La coscienza dell’unità è semplicemente la consapevolezza del territorio reale del non-confine. Per quanto possa sembrare semplice, è estremamente difficile discutere in termini adeguati della consapevolezza del non-confine o della coscienza dell‘unità, e ciò perché il nostro linguaggio, il mezzo in cui si muove tutta la discussione verbale, è un linguaggio fatto di confini.
Come abbiamo già visto, le parole, i simboli e i pensieri stessi, in realtà, altro non sono che confini. Anche dicendo: “la realtà è la consapevolezza del non-confine” si crea una distinzione tra confine e non-confine! Che “la realtà è senza confini” è vero, purché non si dimentichi che la consapevolezza del non-confine è una consapevolezza diretta, immediata e non verbale, e non è assolutamente una teoria puramente filosofica…
Il confine primario tra sé e non sé, è di importanza così fondamentale che tutti gli altri confini ne dipendono. Non si possono distinguere dei confini tra le cose, se prima non abbiamo distinto noi stessi dalle cose. Ogni confine che tu crei dipende dalla tua esistenza separata, cioè, dal confine primario tra sé e non sé.
Di certo, tutti i confini rappresentano un ostacolo per la coscienza dell’unità, ma, poiché tutti i confini dipendono dal confine primario, vedere traverso questo, è come vedere attraverso tutti. In un certo senso, possiamo considerarla una posizione di vantaggio, perché se dovessimo affrontare tutti i confini separatamente, uno alla volta, impiegheremmo tutta la vita, o forse diverse vite, per riuscire a dissolverli e ottenere la “liberazione delle coppie”. Invece, mirando al confine primo, il nostro compito si semplifica enormemente. E’ come se l’insieme di tutti i nostri confini costituisse una piramide capovolta fatta di vari blocchi, i quali poggiano sul blocco posto alla sommità. Togliendo quell’unico blocco, tutta la costruzione crollerà…
Come disse l’arcivescovo di Cambrai, Fenelon, “Non vi è illusione più pericolosa delle fantasie con le quali l’uomo cerca di evitare l’illusione“. Invece di presupporre l’esistenza del confine primario e poi di procedere cercando di eliminarlo, cercheremo prima di tutto di cercare il confine stesso.
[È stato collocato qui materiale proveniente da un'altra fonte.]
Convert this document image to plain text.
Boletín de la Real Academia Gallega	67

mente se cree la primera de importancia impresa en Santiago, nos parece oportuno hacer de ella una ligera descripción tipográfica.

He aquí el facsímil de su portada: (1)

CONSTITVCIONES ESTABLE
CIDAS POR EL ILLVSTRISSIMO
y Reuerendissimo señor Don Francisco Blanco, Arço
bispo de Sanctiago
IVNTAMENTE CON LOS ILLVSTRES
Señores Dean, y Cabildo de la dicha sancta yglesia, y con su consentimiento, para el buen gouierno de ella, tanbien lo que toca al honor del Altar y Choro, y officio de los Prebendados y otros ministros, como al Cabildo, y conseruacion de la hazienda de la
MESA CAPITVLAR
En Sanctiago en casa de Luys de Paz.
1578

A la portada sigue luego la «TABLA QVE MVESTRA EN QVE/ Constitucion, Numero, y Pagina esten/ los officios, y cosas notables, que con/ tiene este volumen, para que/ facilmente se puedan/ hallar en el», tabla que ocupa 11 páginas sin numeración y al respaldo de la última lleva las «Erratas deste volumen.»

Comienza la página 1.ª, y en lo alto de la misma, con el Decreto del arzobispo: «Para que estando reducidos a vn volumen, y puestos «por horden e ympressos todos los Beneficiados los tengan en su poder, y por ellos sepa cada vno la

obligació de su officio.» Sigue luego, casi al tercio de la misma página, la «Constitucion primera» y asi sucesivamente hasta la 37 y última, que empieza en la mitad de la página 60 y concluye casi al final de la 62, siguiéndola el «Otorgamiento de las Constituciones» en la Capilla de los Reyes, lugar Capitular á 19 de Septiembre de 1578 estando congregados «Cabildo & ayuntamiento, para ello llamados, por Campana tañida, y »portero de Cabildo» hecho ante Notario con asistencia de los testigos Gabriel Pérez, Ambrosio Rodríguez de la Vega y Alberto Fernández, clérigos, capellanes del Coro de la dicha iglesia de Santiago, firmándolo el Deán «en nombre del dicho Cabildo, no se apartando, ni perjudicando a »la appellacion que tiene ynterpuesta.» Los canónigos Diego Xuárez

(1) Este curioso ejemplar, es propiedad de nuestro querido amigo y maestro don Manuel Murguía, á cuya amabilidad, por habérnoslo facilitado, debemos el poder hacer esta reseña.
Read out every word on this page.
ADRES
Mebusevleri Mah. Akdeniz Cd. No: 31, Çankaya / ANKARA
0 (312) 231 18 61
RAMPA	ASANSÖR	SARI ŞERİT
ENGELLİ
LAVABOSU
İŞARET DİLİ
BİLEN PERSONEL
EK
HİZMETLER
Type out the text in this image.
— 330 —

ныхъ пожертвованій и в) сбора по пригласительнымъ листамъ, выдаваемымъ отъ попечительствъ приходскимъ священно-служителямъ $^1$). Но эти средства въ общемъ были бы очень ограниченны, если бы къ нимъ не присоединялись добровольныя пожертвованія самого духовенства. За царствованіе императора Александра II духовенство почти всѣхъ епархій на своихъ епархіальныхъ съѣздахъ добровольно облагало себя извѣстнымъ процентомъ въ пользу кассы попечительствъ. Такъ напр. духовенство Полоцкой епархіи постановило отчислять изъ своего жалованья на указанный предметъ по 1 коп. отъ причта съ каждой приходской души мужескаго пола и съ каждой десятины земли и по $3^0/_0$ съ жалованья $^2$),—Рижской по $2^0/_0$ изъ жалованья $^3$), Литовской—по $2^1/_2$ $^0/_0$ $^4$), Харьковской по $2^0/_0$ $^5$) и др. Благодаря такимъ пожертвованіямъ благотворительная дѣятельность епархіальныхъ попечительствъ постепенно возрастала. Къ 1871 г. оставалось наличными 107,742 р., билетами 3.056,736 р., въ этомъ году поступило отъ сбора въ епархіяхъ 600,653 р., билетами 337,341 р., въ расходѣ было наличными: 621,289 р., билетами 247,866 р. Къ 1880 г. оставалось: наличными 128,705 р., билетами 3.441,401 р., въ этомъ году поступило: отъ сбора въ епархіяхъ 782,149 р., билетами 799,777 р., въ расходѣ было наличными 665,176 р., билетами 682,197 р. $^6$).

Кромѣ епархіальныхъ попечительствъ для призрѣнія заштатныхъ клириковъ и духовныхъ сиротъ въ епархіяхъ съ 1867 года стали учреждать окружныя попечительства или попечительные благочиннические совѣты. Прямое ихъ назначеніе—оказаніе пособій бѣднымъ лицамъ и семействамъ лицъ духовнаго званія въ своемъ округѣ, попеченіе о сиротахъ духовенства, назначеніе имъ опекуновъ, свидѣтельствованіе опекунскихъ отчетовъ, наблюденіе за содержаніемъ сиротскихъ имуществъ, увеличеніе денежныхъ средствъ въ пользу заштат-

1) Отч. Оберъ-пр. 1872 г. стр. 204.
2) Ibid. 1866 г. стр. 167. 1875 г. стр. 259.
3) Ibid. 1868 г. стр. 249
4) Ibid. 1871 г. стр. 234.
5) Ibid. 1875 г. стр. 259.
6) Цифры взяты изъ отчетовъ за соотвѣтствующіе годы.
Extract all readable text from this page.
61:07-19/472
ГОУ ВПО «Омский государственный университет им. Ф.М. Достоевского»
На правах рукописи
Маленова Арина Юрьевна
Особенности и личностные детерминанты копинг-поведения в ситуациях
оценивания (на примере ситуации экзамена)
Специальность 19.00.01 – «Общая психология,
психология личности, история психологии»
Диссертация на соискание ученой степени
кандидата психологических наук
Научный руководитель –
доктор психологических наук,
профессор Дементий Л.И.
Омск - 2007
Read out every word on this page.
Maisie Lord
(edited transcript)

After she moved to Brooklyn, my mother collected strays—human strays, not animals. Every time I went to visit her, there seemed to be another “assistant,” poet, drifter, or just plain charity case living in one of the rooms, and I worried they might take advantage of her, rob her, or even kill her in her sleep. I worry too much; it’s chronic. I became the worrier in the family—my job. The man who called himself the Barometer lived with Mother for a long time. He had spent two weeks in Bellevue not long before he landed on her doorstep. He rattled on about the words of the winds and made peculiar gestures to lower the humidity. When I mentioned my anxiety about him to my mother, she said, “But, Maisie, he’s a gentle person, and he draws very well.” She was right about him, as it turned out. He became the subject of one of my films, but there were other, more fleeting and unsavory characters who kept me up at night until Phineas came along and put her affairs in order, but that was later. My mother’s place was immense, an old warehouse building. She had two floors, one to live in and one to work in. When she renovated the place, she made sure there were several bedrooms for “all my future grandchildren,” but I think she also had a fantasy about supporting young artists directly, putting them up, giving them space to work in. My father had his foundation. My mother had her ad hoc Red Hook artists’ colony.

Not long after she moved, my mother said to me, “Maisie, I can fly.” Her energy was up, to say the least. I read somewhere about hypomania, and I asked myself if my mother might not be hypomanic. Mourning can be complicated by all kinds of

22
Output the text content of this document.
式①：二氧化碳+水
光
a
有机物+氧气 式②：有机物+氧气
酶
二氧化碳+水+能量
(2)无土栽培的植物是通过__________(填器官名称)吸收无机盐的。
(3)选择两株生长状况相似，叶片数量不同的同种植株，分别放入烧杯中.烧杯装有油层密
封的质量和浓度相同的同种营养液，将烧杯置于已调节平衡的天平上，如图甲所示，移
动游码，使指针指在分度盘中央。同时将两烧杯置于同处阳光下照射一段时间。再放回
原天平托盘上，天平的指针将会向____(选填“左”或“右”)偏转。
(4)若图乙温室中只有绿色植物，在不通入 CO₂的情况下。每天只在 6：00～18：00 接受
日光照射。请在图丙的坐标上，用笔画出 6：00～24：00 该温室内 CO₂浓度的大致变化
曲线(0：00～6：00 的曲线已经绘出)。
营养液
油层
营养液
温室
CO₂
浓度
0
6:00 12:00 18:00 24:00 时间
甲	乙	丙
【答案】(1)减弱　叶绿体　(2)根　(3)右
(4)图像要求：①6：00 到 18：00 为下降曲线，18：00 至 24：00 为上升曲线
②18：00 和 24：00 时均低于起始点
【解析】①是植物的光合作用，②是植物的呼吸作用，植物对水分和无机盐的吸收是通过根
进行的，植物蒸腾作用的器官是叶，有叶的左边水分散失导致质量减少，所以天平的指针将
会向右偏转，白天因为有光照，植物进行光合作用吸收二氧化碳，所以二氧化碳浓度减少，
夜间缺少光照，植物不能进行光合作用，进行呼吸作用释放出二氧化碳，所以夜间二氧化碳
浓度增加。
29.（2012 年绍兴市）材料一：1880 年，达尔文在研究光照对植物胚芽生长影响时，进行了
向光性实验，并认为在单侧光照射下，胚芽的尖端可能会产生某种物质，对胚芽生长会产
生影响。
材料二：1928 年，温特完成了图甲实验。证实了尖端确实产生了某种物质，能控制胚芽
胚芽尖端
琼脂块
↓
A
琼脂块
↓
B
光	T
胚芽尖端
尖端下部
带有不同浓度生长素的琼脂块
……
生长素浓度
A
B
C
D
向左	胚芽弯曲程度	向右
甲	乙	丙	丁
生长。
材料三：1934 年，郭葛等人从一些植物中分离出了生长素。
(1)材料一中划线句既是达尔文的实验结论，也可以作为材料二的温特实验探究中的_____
E se veramente si tratta di un’illusione, non ne troveremo traccia. Potremmo poi riconoscere spontaneamente che ciò che credevamo ostacolasse la coscienza dell’unità, non è mai esistito. Come vedremo, tale intuizione è già un barlume della consapevolezza del non-confine.
Vediamo ora cosa significa esattamente cercare il confine primario; significa ricercare attentamente quella sensazione di essere un sé distinto, un essere separato che prova e percepisce, distinto dalle esperienze e dalle sensazioni. Intendo dire che se cerchiamo attentamente tale “sé” non lo troveremo; e poiché il sentirsi un sé isolato appare come l’ostacolo maggiore alla coscienza dell’unità, ricercarlo e non trovarlo vuol dire, allo stesso tempo, intravedere la coscienza dell’unità.
Notate cosa disse il gran saggio buddista Padmasambhava: “Se quando lo si cerca, il ricercatore non si trova, allora si è raggiunto lo scopo ricercato e il fine della ricerca stessa.”